Johnson & Johnson's (JNJ) Janssen Research unit reported five late-stage studies on its daily Type 2 diabetes pill, Canagliflozin, part of a newer class of diabetes drugs called SGLT2 inhibitors. They work primarily by increasing how much glucose is excreted in urine. One yearlong study found it reduced long-term blood sugar levels, called A1C levels, and also helped patients lose much more weight than Merck & Co.'s (MRK) blockbuster pill Januvia. Another study similarly showed Canagliflozin decreased A1C levels and body weight significantly more than Sanofi's diabetes pill Amaryl. JNJ shares are trading at $69 with a 3.51% dividend yield.
Eli Lilly (LLY) and partner Boehringer Ingelheim of Germany released results from two mid-stage studies of their new short-acting insulin, known as LY2605541. In separate studies comparing it to Lantus, it was slightly better at reducing blood sugar levels in Type 1 diabetics and about the same in Type 2 diabetics. In the eight-week Type 1 study, patients getting LY2605541 lost about 2.5 pounds on average while those on Lantus gained 1.5 pounds. Weight changes were similar, but smaller, in the Type 2 study. Eli Lilly shares are trading at $44 with a 4.42% dividend yield.

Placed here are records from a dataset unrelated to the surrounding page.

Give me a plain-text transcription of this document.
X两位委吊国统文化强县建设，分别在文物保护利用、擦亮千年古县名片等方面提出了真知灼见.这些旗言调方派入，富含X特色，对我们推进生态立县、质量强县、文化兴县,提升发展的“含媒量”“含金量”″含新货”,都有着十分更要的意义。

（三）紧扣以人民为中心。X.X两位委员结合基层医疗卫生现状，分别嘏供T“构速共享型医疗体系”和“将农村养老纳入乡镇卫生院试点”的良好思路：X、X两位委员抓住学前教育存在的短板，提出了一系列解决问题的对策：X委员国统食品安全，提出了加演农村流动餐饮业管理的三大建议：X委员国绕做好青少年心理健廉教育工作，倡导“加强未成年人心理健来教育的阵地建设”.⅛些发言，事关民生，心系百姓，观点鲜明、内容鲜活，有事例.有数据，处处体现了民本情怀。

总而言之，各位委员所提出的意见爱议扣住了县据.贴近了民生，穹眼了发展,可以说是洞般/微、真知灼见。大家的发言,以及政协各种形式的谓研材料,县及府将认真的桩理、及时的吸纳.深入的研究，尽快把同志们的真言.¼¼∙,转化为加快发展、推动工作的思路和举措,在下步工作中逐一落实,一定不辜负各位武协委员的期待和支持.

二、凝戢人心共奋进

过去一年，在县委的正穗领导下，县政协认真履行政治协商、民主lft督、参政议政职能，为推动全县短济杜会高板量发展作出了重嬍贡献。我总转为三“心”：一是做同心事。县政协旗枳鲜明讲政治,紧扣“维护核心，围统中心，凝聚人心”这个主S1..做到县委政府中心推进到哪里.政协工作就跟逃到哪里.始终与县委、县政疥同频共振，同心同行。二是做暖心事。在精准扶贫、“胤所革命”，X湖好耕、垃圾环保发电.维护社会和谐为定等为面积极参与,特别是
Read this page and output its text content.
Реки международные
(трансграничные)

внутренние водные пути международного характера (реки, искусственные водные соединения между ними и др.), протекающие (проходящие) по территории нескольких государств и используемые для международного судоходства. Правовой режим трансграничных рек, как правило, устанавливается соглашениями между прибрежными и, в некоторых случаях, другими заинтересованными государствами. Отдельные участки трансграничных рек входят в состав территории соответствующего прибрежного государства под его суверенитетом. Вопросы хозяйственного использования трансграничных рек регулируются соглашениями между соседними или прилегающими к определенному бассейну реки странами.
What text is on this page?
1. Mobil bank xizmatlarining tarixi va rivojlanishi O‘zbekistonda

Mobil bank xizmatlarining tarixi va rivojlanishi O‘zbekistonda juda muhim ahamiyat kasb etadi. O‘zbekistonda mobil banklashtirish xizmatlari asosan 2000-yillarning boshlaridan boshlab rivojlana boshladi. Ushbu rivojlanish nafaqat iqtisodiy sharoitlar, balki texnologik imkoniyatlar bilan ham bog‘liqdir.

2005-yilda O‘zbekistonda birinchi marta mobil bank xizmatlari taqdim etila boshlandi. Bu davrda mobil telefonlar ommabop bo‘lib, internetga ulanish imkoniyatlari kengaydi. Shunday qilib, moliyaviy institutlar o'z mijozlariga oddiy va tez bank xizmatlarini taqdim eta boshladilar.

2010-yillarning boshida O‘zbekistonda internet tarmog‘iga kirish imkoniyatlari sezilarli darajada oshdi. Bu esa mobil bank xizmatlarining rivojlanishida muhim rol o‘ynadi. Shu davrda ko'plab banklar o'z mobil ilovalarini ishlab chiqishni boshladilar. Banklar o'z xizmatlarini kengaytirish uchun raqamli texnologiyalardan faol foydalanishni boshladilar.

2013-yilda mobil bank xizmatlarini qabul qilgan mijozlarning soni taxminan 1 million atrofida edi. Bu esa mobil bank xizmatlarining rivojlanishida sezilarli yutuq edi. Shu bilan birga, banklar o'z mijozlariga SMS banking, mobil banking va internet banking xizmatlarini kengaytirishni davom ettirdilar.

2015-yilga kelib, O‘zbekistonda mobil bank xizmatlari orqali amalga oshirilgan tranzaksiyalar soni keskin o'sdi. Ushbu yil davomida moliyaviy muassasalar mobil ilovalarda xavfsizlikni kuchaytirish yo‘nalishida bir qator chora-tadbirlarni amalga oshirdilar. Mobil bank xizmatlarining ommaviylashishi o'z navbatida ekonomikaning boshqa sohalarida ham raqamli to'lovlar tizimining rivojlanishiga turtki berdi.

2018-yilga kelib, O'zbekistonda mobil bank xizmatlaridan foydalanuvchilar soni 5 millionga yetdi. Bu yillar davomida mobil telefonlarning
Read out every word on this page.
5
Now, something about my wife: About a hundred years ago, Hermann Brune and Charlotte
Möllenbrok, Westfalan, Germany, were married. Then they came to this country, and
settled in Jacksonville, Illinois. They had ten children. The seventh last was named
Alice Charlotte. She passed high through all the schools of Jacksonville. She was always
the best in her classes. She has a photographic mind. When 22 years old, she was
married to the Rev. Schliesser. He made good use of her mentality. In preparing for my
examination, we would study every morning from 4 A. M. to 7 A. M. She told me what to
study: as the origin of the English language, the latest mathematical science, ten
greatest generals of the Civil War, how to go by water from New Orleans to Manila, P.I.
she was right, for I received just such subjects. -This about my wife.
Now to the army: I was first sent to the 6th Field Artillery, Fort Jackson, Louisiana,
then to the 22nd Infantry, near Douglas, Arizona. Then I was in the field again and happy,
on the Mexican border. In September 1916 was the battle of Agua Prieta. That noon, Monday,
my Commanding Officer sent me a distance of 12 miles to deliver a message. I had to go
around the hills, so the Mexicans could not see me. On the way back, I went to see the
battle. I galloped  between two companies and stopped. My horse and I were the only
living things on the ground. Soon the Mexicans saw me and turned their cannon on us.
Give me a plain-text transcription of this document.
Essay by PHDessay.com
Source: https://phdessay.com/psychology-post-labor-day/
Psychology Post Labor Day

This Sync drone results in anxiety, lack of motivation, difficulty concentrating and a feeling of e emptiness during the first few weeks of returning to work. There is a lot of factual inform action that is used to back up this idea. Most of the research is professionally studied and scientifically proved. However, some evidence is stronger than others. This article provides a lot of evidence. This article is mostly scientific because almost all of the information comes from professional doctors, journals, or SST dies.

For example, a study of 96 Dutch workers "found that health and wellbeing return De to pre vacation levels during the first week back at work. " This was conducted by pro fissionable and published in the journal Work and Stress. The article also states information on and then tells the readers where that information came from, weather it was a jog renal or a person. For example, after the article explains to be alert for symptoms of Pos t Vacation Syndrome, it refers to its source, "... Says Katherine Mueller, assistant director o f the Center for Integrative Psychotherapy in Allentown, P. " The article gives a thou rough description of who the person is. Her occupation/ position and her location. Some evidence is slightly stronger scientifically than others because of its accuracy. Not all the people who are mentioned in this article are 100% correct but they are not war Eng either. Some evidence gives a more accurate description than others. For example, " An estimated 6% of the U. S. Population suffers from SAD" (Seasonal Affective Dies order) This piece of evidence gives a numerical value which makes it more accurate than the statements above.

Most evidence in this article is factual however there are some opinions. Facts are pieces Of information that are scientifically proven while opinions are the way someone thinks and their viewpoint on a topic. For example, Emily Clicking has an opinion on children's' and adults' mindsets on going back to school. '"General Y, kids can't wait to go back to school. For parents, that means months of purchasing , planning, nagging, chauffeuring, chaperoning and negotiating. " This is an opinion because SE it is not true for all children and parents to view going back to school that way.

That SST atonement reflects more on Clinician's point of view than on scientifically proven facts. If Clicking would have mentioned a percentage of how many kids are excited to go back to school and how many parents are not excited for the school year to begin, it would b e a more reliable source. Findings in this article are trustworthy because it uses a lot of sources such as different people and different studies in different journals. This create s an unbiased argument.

The U.S. Food and Drug Administration have approved Vascepa fish-oil heart pill for patients with high triglycerides brought to market by Amarin (AMRN). Elevated triglycerides can be caused by obesity and a number of other disease processes. Amarin's newly approved drug Vascepa is made from ultra-purified ethyl EPA, an omega-3 fatty acid commonly found in fish. Amarin is planning on a Vascepa commercial launch in the first quarter of 2013. Vascepa will compete against a similar prescription-grade fish oil pill marketed by GlaxoSmithKline (GSK) known as Lovaza, which generates about $1 billion in annual sales. Amaring shares have moved from $8 to $13 in recent months.
Sanofi and Regeneron Pharmaceuticals Inc. (REGN) recently announced that they are enrolling patients in more than 10 late-stage clinical trials, named Odyssey, for a potentially first-in-class cholesterol-lowering drug. Odyssey will involve more than 22,000 patients, including 18,000 in a trial measuring cardiovascular outcomes such as heart attacks and strokes. Sanofi trades at $40.37 with a 4.17% dividend yield. Regeneron trades at $135 and has an equity summary score of 7.2 out of 10 for a Bullish outlook.
Both JNJ and LLY are listed as bullish with high dividend yields. NVO and SNY are listed as having neutral outlooks. The smaller biotechs (ARNA, VVUS, OREC, and AMRN) are buys on a pullback as long-term trades.
Disclosure: I have no positions in any stocks mentioned, and no plans to initiate any positions within the next 72 hours.